DETAILED ACTION
Notice of Pre-AIA  or AIA  Status
The present application, filed on or after March 16, 2013, is being examined under the first inventor to file provisions of the AIA .
Continued Examination Under 37 CFR 1.114
A request for continued examination under 37 CFR 1.114, including the fee set forth in 37 CFR 1.17(e), was filed in this application after final rejection.  Since this application is eligible for continued examination under 37 CFR 1.114, and the fee set forth in 37 CFR 1.17(e) has been timely paid, the finality of the previous Office action has been withdrawn pursuant to 37 CFR 1.114.  Applicant's submission filed on 01/20/2022 has been entered.
Response to Amendment
The Amendment filed 07/29/2021 overcomes the objection to claims 13 and 20 for informalities.  
Response to Arguments
Applicant’s arguments with respect to claim(s) 1-21 have been considered but are moot in view of the new grounds of rejection set forth below, as necessitated by the amendment. 
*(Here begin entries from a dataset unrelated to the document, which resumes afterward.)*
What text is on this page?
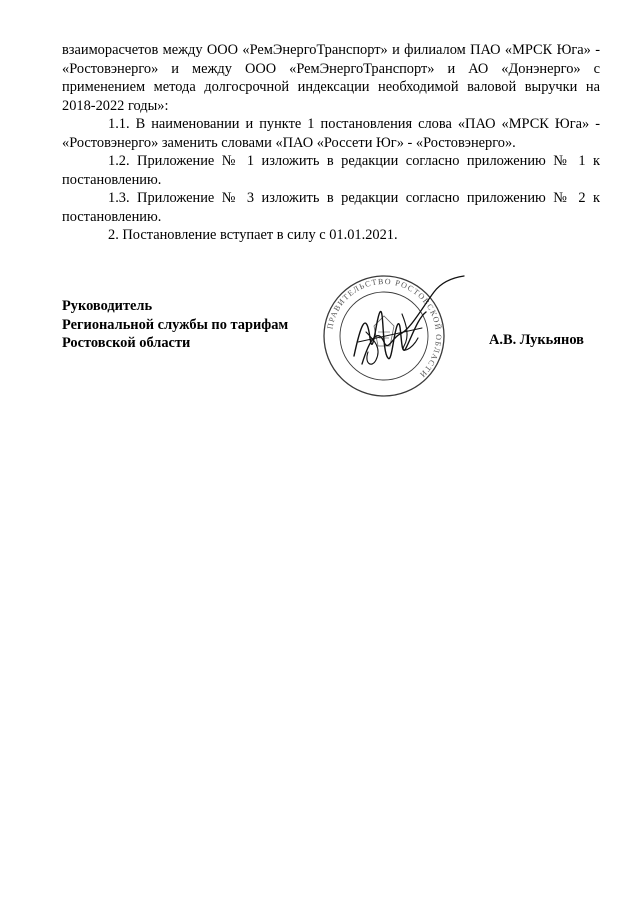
взаиморасчетов между ООО «РемЭнергоТранспорт» и филиалом ПАО «МРСК Юга» - «Ростовэнерго» и между ООО «РемЭнергоТранспорт» и АО «Донэнерго» с применением метода долгосрочной индексации необходимой валовой выручки на 2018-2022 годы»:

1.1. В наименовании и пункте 1 постановления слова «ПАО «МРСК Юга» - «Ростовэнерго» заменить словами «ПАО «Россети Юг» - «Ростовэнерго».

1.2. Приложение № 1 изложить в редакции согласно приложению № 1 к постановлению.

1.3. Приложение № 3 изложить в редакции согласно приложению № 2 к постановлению.

2. Постановление вступает в силу с 01.01.2021.

Руководитель
Региональной службы по тарифам
Ростовской области
ПРАВИТЕЛЬСТВО РОСТОВСКОЙ ОБЛАСТИ
А.В. Лукьянов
Claim Rejections - 35 USC § 103
In the event the determination of the status of the application as subject to AIA  35 U.S.C. 102 and 103 (or as subject to pre-AIA  35 U.S.C. 102 and 103) is incorrect, any correction of the statutory basis for the rejection will not be considered a new ground of 
The following is a quotation of 35 U.S.C. 103 which forms the basis for all obviousness rejections set forth in this Office action:
A patent for a claimed invention may not be obtained, notwithstanding that the claimed invention is not identically disclosed as set forth in section 102, if the differences between the claimed invention and the prior art are such that the claimed invention as a whole would have been obvious before the effective filing date of the claimed invention to a person having ordinary skill in the art to which the claimed invention pertains. Patentability shall not be negated by the manner in which the invention was made.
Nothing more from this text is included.